Barut fıçısına dönmüşken dünya, 1908”de Bosna Hersek, 1911’de Trablus, 1912’de Balkanlar birer birer çıkmıştı elden… Bitkin Osmanlı İngiltere ve Rusya’nın tahrik ettiği Arap ve Ermeni ayaklanmalarıyla karşı karşıya kalmıştı içerden.
Ve son gece… Vatanın namusun düşman eline geçmesine engel olmaya bir mucize beklenen o gece… “Türkleri Cenâb-ı Allah’larından ayırmak için bilmem ki ne yapmalı?” diyen Hamilton’a hadsizliğinde boğulduğu gece..
‘Doğacaktır sana vadettiği günler Hakk’ın
Kim bilir belki yarın belki yarından da yakın’
Ezelden ebede doğacak gün, işte o gün 18 Mart 1915 gecesi zaferle parlamıştı.
Cevat Paşa o gece bir rüya görür.
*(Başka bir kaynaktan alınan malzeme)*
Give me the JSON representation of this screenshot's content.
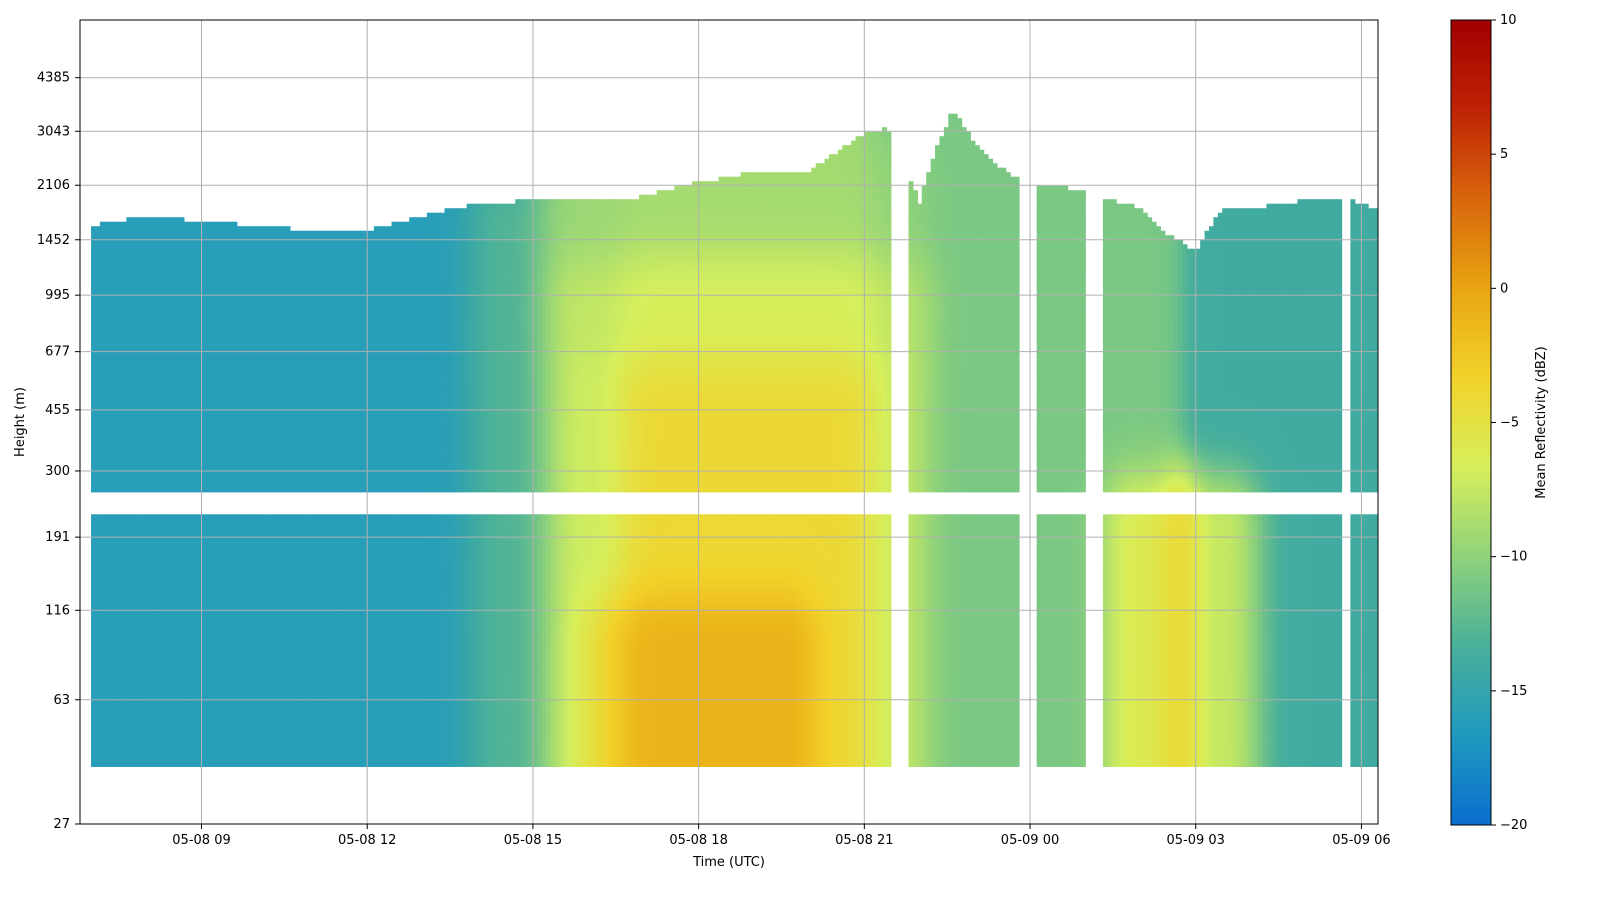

Suyun üzerinde vav ve kef harfleri bir ışıkla yazılmış parlamaktadır. Rüya tabir edilir. ‘Nun’ zafer işaretidir. Ebced hesabında kef yirmi vav ise altı rakamına işarettir. 20 ile 6 rakamı toplanır ve 26 da hikmet aranır. Depolarda kalan 26 mayınımız zaferin müjdesi olur ve incecik bir halata bağlanarak denize döşenen 26 mayınla Nusret mayın gemisi elli altı erle düşman gemisine son cevabı vererek batırır.
Muzaffer kılan Allah’a hamdolsun ki İslam ordusu kazanır. Bu ne büyük imandır? Cevat Pasa, gözleri yanmış Ömer’e ”Vah yavrum gözlerin…”dediğinde…Ömer “Üzülme Kumandanım, bu gözler göreceğini gördü” der teselli eder.
Ve 57. alay…
Kendilerinden geriye sadece kanlı sancakları kalan 57. Alay…Madalya töreni için toplanıldığında 57. Alay çağrılmış fakat sancağı teslim alacak kimse kalmadığı için başka bir alaydan bir asker koşarak madalyayı almış ve madalya kanlı sancağa takılmıştır.
Kaç asırlık saltanatın sahibi,
Kapısından geçirir mi haini?
Avrupa sırtlanları, kara gün keneleri…
Böylesi imanla savaş
Senin en büyük gafletin,
Türk’ün asil kanında,
Boğulmak olsun şerefin.
Durma! Savaş Mehmet’im!
Çanakkale kaderin…
Düvel-i muazzamanın şımarık çocukları,
Avrupa’nın hain üçlü bermudası…
Yenilmez mi sandınız ateşli armadayı?
Irak’ı, Suriye’yi, Kafkasya’yı…
Dayadınız Boğaz’a bu milletin canını.
Durma! Savaş Mehmet’im!
Çanakkale kaderin…
Başladı saldırmaya ateş kusan demirler
Suların içinde kana susamış
Gemiler, toplar, aynalı tüfekler…
Nasıl da saldırıyor yedi başlı yılanlar?
Anzaklar ayarlanmış robot gibi
Bin bir surat molozlar
Hintliler, Senegaller aldatılmış rakiplerin…
Durma! Savaş Mehmet’im!
Çanakkale kaderin…
Bombalar patlıyor, mermiler yağıyor…
Kan, barut kokusundan tabyalar geçilmiyor.
Düşmanla mesafe inmiş birkaç metreye,
Üç dakikaya kalmaz ölecek bile bile
Azaldıkça mermisi, kırıldıkça mavzeri…
Süngüye bilenen mermi oldu bedenin
Durma! Savaş Mehmet’im!
Çanakkale kaderin…
“Yetiş Ya Muhammed kitabın gidiyor!”
Diye diye haykırıyor kumandan.
18 Mart gecesi, Nusret Mayın Gemisi,
Maziye azametini nasıl iade etmeli?
Vatanı ebediyeye nasıl gayret etmeli?
Bu hale Cevat PAŞA, ne güzel gördün rüya:
Ebcedin hesabında kef 20, vav 6’ya,
Tabiren isabet 26 mayınla
Çanakkale geçilmedi ileri,
Durma! Savaş Mehmed’im!
Çanakkale kaderin…
Arıburnu, Seddülbahir, Kumkale, Orhaniye…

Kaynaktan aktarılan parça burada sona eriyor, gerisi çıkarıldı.